Hey folks! New to these parts but hoping maybe one of my fellow 2018 Tiguan users can help me out. I have a 2018 Tiguan SE and have noticed that my vehicle status notifications now list "AUTO STOP STANDBY" as an apparent issue. I disengage the auto stop feature and get the typical "circle with the A" warning, then re-engage it and it goes back to the "Auto Stop Standby" notification. On the main display in the mid-console under Vehicle, it shows the car and the Engine with the message and a wee exclamation point in a triangle. My dealer said to bring it in next week but I just wanted to know if it was something anyone had experienced and if it was just a user-error thing on my part (or something I could fix with push of a random button). I was a bit worried that both the Service Dept. at my dealer AS WELL as Volks customer support seemed completely baffled by this and hadn't heard of this before...

Thanks in advance!


----------



## RCA777 (Sep 13, 2017)

...from every 2018 (North America) Tiguan I've seen - what you are describing has been "normal operation".
Yes - there IS an exclamation point in the Infotainment system that permanently tells you that "Auto Stop" is activated.
It's not a problem - it's just telling you it's "enabled" - which seems totally illogical if you consider that screen as being the "Warning" screen, however it should (apparently) be considered the "Oh, FYI..." screen.

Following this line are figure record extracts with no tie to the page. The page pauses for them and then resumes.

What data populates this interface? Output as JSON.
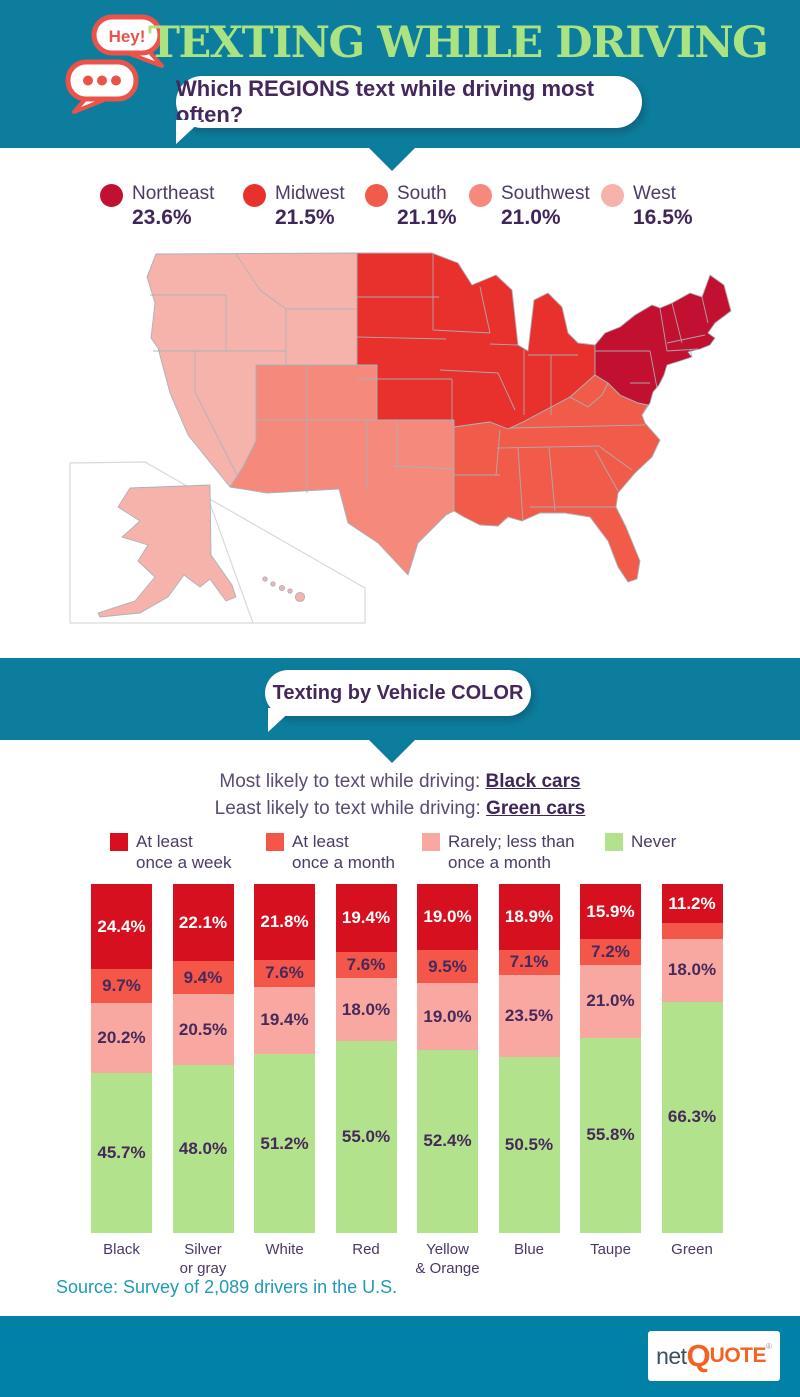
{
  "colors": {
    "teal_band": "#0c7d9c",
    "teal_footer": "#0281a6",
    "title_green": "#abe383",
    "purple_text": "#3f2658",
    "bubble_red": "#e9534a",
    "source_teal": "#1f9ab8",
    "logo_orange": "#f26322",
    "logo_gray": "#3d4f5c"
  },
  "header": {
    "hey_label": "Hey!",
    "title": "TEXTING WHILE DRIVING",
    "question": "Which REGIONS text while driving most often?"
  },
  "region_legend": [
    {
      "name": "Northeast",
      "value": "23.6%",
      "color": "#c21130"
    },
    {
      "name": "Midwest",
      "value": "21.5%",
      "color": "#e8312c"
    },
    {
      "name": "South",
      "value": "21.1%",
      "color": "#f05c49"
    },
    {
      "name": "Southwest",
      "value": "21.0%",
      "color": "#f4897c"
    },
    {
      "name": "West",
      "value": "16.5%",
      "color": "#f6b3ac"
    }
  ],
  "vehicle_section": {
    "bubble_title": "Texting by Vehicle COLOR",
    "most_label": "Most likely to text while driving: ",
    "most_value": "Black cars",
    "least_label": "Least likely to text while driving: ",
    "least_value": "Green cars"
  },
  "chart_data": {
    "type": "stacked-bar",
    "unit": "%",
    "ymax": 100,
    "legend_position": "top",
    "categories": [
      "Black",
      "Silver\nor gray",
      "White",
      "Red",
      "Yellow\n& Orange",
      "Blue",
      "Taupe",
      "Green"
    ],
    "series": [
      {
        "name": "At least\nonce a week",
        "color": "#d6101f",
        "label_color": "#ffffff",
        "values": [
          24.4,
          22.1,
          21.8,
          19.4,
          19.0,
          18.9,
          15.9,
          11.2
        ]
      },
      {
        "name": "At least\nonce a month",
        "color": "#f4564a",
        "label_color": "#46295a",
        "values": [
          9.7,
          9.4,
          7.6,
          7.6,
          9.5,
          7.1,
          7.2,
          4.5
        ],
        "unlabeled_indexes": [
          7
        ]
      },
      {
        "name": "Rarely; less than\nonce a month",
        "color": "#f8a8a1",
        "label_color": "#46295a",
        "values": [
          20.2,
          20.5,
          19.4,
          18.0,
          19.0,
          23.5,
          21.0,
          18.0
        ]
      },
      {
        "name": "Never",
        "color": "#b2e28b",
        "label_color": "#46295a",
        "values": [
          45.7,
          48.0,
          51.2,
          55.0,
          52.4,
          50.5,
          55.8,
          66.3
        ]
      }
    ]
  },
  "source": "Source: Survey of 2,089 drivers in the U.S.",
  "footer": {
    "logo_net": "net",
    "logo_q": "Q",
    "logo_uote": "UOTE",
    "registered": "®"
  }
}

I'm not sure if VW intended for the feature to be "off" when you start the car, and therefore letting you "turn it on" (which would prompt the !) -- however, as it's turned on by default - and has to be manually disabled - having it as what appears to be an "alert" does indeed seem nonsensical.

If your dealer recodes something and tells you it's not s'posed to be that way... I'd be thrilled...!


----------



## junet60 (Jul 29, 2019)

How do you get “Auto Stop Standby” message off the middle console of the dashboard? Music and calls are not being displayed on my middle console since this message popped up.


----------